A última viagem de Agostinho Macau
Em Agosto de 2009 o mundo dos clássicos ficou mais pobre, os passeios vespistas foram menos alegres: morreu Agostinho Macau, depois de prolongada luta contra a doença que o atacara em 2007. Os seus últimos dias foram passados em casa, rodeado pela família e pelos amigos de sempre.
Tive o privilégio de o conhecer meses antes da partida, na sua oficina, rodeado de símbolos que mereceram ensaios de Umberto Eco, crónicas de Antonio Tabbuchi, filmes como La Dolce Vita de Federico Fellini, decorações assinadas por Salvador Dali.
Falou-me da vida, dos petiscos que preparava para o Guerreiro e outros amigos, das visitas à sua terra no Alentejo, do carinho pelas suas “belas meninas que conhecia por dentro e por fora”.
Nascido em 1933, tinha 13 anos quando Enrico Piaggio exclamou “parece uma vespa!” diante da proposta de um “veículo fácil de guiar por homens e mulheres, que pudesse levar duas pessoas e que impedisse o sujar das roupas “ de que tinha incumbido o Eng.º Corradino D'Ascanioo. Em meados da década de 60, entusiasmado pela consulta de um exemplar do Boletim do Clube Vespista de Lisboa, descobre o prazer da condução numa 150, descansando agora o seu chassi num canto da oficina, ao lado de todo o tipo de objectos que Macau guardava.

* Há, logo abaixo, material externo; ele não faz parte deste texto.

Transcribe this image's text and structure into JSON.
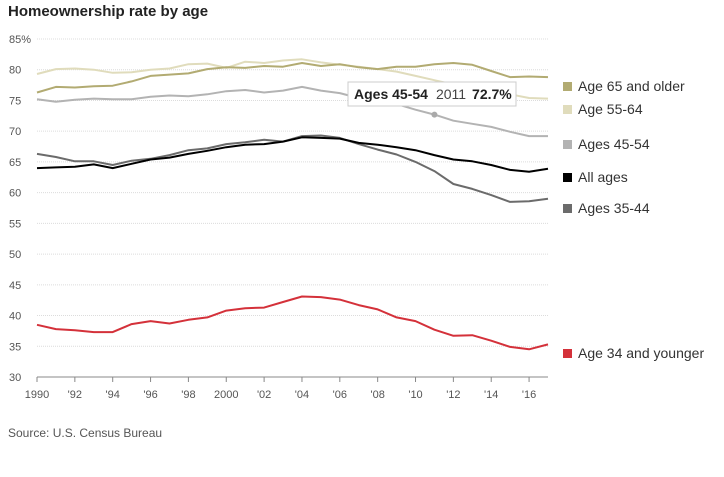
{
  "title": "Homeownership rate by age",
  "source": "Source: U.S. Census Bureau",
  "chart_data": {
    "type": "line",
    "x_ticks": [
      "1990",
      "'92",
      "'94",
      "'96",
      "'98",
      "2000",
      "'02",
      "'04",
      "'06",
      "'08",
      "'10",
      "'12",
      "'14",
      "'16"
    ],
    "x": [
      1990,
      1991,
      1992,
      1993,
      1994,
      1995,
      1996,
      1997,
      1998,
      1999,
      2000,
      2001,
      2002,
      2003,
      2004,
      2005,
      2006,
      2007,
      2008,
      2009,
      2010,
      2011,
      2012,
      2013,
      2014,
      2015,
      2016,
      2017
    ],
    "y_ticks": [
      30,
      35,
      40,
      45,
      50,
      55,
      60,
      65,
      70,
      75,
      80,
      "85%"
    ],
    "ylim": [
      30,
      85
    ],
    "xlim": [
      1990,
      2017
    ],
    "grid": true,
    "legend": "right",
    "series": [
      {
        "name": "Age 65 and older",
        "color": "#b2ab72",
        "values": [
          76.3,
          77.2,
          77.1,
          77.3,
          77.4,
          78.1,
          79.0,
          79.2,
          79.4,
          80.1,
          80.4,
          80.3,
          80.6,
          80.5,
          81.1,
          80.6,
          80.9,
          80.4,
          80.1,
          80.5,
          80.5,
          80.9,
          81.1,
          80.8,
          79.8,
          78.8,
          78.9,
          78.8
        ]
      },
      {
        "name": "Age 55-64",
        "color": "#e0dcbc",
        "values": [
          79.3,
          80.1,
          80.2,
          80.0,
          79.5,
          79.6,
          80.0,
          80.2,
          80.9,
          81.0,
          80.3,
          81.3,
          81.1,
          81.5,
          81.7,
          81.2,
          80.8,
          80.5,
          80.1,
          79.7,
          79.0,
          78.3,
          77.6,
          77.4,
          76.9,
          76.0,
          75.4,
          75.3
        ]
      },
      {
        "name": "Ages 45-54",
        "color": "#b3b3b3",
        "values": [
          75.2,
          74.8,
          75.1,
          75.3,
          75.2,
          75.2,
          75.6,
          75.8,
          75.7,
          76.0,
          76.5,
          76.7,
          76.3,
          76.6,
          77.2,
          76.6,
          76.2,
          75.4,
          75.0,
          74.4,
          73.5,
          72.7,
          71.7,
          71.2,
          70.7,
          69.9,
          69.2,
          69.2
        ]
      },
      {
        "name": "All ages",
        "color": "#000000",
        "values": [
          64.0,
          64.1,
          64.2,
          64.6,
          64.0,
          64.7,
          65.4,
          65.7,
          66.3,
          66.8,
          67.4,
          67.8,
          67.9,
          68.3,
          69.0,
          68.9,
          68.8,
          68.1,
          67.8,
          67.4,
          66.9,
          66.1,
          65.4,
          65.1,
          64.5,
          63.7,
          63.4,
          63.9
        ]
      },
      {
        "name": "Ages 35-44",
        "color": "#6b6b6b",
        "values": [
          66.3,
          65.8,
          65.1,
          65.1,
          64.5,
          65.2,
          65.5,
          66.1,
          66.9,
          67.2,
          67.9,
          68.2,
          68.6,
          68.3,
          69.2,
          69.3,
          68.9,
          67.9,
          67.0,
          66.2,
          65.0,
          63.5,
          61.4,
          60.6,
          59.6,
          58.5,
          58.6,
          59.0
        ]
      },
      {
        "name": "Age 34 and younger",
        "color": "#d4313a",
        "values": [
          38.5,
          37.8,
          37.6,
          37.3,
          37.3,
          38.6,
          39.1,
          38.7,
          39.3,
          39.7,
          40.8,
          41.2,
          41.3,
          42.2,
          43.1,
          43.0,
          42.6,
          41.7,
          41.0,
          39.7,
          39.1,
          37.7,
          36.7,
          36.8,
          35.9,
          34.9,
          34.5,
          35.3
        ]
      }
    ],
    "tooltip": {
      "series": "Ages 45-54",
      "year": "2011",
      "value": "72.7%",
      "x": 2011,
      "y": 72.7
    }
  }
}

Lembro agora que ao entrar no seu espaço pela primeira vez fui transportado para outro Macau, território agora chinês, tal a semelhança com as lojas dos antiquários mais populares daquelas paragens, autênticos sotãos repletos de tesouros por descobrir.
No mundo do nosso Agostinho Macau a paixão pelas Vespas não o impediu de se especializar em diversas outras marcas, podendo encontrar-se motores Puch, restos de uma Tryumph, pedaços de Sach Lebre, peças soltas que ajudaram a construir uma vida.
Em Abril a Vespa fez 63 anos, Agostinho Macau faria em Agosto 77. Morreu exactamente um ano depois da edição da Revista MotoClássica n.º5 que me mostrou com orgulho, contente pelo reconhecimento da sua arte. É também por isto que a revista se está a tornar essencial, como forma de descobrirmos artistas que de outra maneira passariam despercebidos.
À noite, enquanto esperava pela partida, conta-me a sua filha que pronunciava frases aparentemente desconexas, onde amor se misturava com vida dura e mãos sujas de óleo teciam sustento e arte.
Fiquei com o seu último trabalho, uma 50S cinzenta trazida há muito por alguém de Angola, onde as dores da doença iam sendo esquecidas pelo prazer do restauro.A MotoGraziela, moldada a partir de peças de diversas marcas para o seu pai se deslocar vendendo cautelas, ficou na família onde sempre pertenceu.